The implementation process involves several steps:
1. **Grayscale Conversion**: Convert the input image to grayscale to simplify processing.
2. **Gamma Correction**: Adjust the image’s contrast using gamma compression to reduce the impact of lighting changes.
3. **Gradient Calculation**: Compute horizontal and vertical gradients using filters like [-1, 0, 1] and [1, 0, -1].
4. **Cell Division**: Divide the image into small cells, typically 6x6 pixels.
5. **Histogram Construction**: For each cell, create a histogram of gradient directions, weighted by the magnitude of the gradient.
6. **Block Normalization**: Group cells into blocks and normalize their histograms to improve robustness.
7. **Feature Vector Creation**: Concatenate all block features into a single vector for classification.

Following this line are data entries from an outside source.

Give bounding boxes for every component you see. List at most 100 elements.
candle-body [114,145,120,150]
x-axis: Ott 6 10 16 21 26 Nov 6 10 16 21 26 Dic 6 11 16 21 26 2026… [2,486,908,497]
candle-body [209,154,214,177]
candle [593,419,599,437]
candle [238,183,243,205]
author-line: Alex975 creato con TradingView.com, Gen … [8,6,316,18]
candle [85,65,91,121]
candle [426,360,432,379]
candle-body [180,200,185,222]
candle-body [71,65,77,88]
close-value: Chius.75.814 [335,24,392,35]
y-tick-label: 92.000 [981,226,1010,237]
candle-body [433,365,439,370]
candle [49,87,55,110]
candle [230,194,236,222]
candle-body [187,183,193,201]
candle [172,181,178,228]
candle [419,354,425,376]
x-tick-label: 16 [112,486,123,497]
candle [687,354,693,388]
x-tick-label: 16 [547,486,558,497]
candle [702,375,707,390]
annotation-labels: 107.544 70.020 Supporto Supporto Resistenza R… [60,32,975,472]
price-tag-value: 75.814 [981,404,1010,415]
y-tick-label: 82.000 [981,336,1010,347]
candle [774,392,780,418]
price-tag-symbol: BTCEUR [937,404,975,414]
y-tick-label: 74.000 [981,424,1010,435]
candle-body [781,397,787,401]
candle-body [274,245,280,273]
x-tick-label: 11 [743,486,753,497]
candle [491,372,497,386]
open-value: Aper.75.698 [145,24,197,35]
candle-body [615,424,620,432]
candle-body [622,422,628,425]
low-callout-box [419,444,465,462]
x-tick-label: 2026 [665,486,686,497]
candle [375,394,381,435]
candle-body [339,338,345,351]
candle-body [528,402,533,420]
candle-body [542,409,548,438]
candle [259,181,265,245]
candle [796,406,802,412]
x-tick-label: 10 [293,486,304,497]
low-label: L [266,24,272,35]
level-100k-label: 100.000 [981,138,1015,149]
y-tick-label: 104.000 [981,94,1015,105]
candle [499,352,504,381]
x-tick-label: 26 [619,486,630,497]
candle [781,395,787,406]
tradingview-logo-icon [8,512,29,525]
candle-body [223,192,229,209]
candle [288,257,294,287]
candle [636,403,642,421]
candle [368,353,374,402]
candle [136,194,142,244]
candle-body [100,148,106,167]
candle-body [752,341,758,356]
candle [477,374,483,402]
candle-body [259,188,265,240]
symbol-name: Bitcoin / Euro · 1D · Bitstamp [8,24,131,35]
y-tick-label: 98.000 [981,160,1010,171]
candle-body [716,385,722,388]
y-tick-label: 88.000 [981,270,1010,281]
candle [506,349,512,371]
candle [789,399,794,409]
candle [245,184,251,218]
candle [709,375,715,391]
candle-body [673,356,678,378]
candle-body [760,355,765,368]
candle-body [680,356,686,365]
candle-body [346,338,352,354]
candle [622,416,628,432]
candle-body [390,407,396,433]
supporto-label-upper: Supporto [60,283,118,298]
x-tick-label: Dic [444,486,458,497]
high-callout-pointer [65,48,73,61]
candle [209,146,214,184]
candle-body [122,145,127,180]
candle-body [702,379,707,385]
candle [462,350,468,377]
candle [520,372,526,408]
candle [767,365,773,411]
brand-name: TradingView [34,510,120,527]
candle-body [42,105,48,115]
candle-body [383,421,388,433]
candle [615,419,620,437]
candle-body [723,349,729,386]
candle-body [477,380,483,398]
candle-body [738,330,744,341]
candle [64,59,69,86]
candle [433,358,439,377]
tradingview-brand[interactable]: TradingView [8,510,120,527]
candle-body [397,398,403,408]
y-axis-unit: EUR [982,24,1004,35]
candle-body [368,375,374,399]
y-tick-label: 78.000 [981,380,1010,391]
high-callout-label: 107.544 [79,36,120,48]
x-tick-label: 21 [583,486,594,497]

Each block contributes a feature vector, which is then used by a classifier like SVM to determine whether a region contains a pedestrian. The final HOG feature vector can be quite large, depending on the image size and block configuration.
For instance, in a 64x128 image, with 16x16 pixel cells and 2x2 blocks, the total number of features could reach around 3,780. This makes HOG particularly powerful for real-time applications where speed and accuracy are essential. Overall, HOG remains a foundational technique in computer vision due to its simplicity, efficiency, and effectiveness in capturing visual patterns.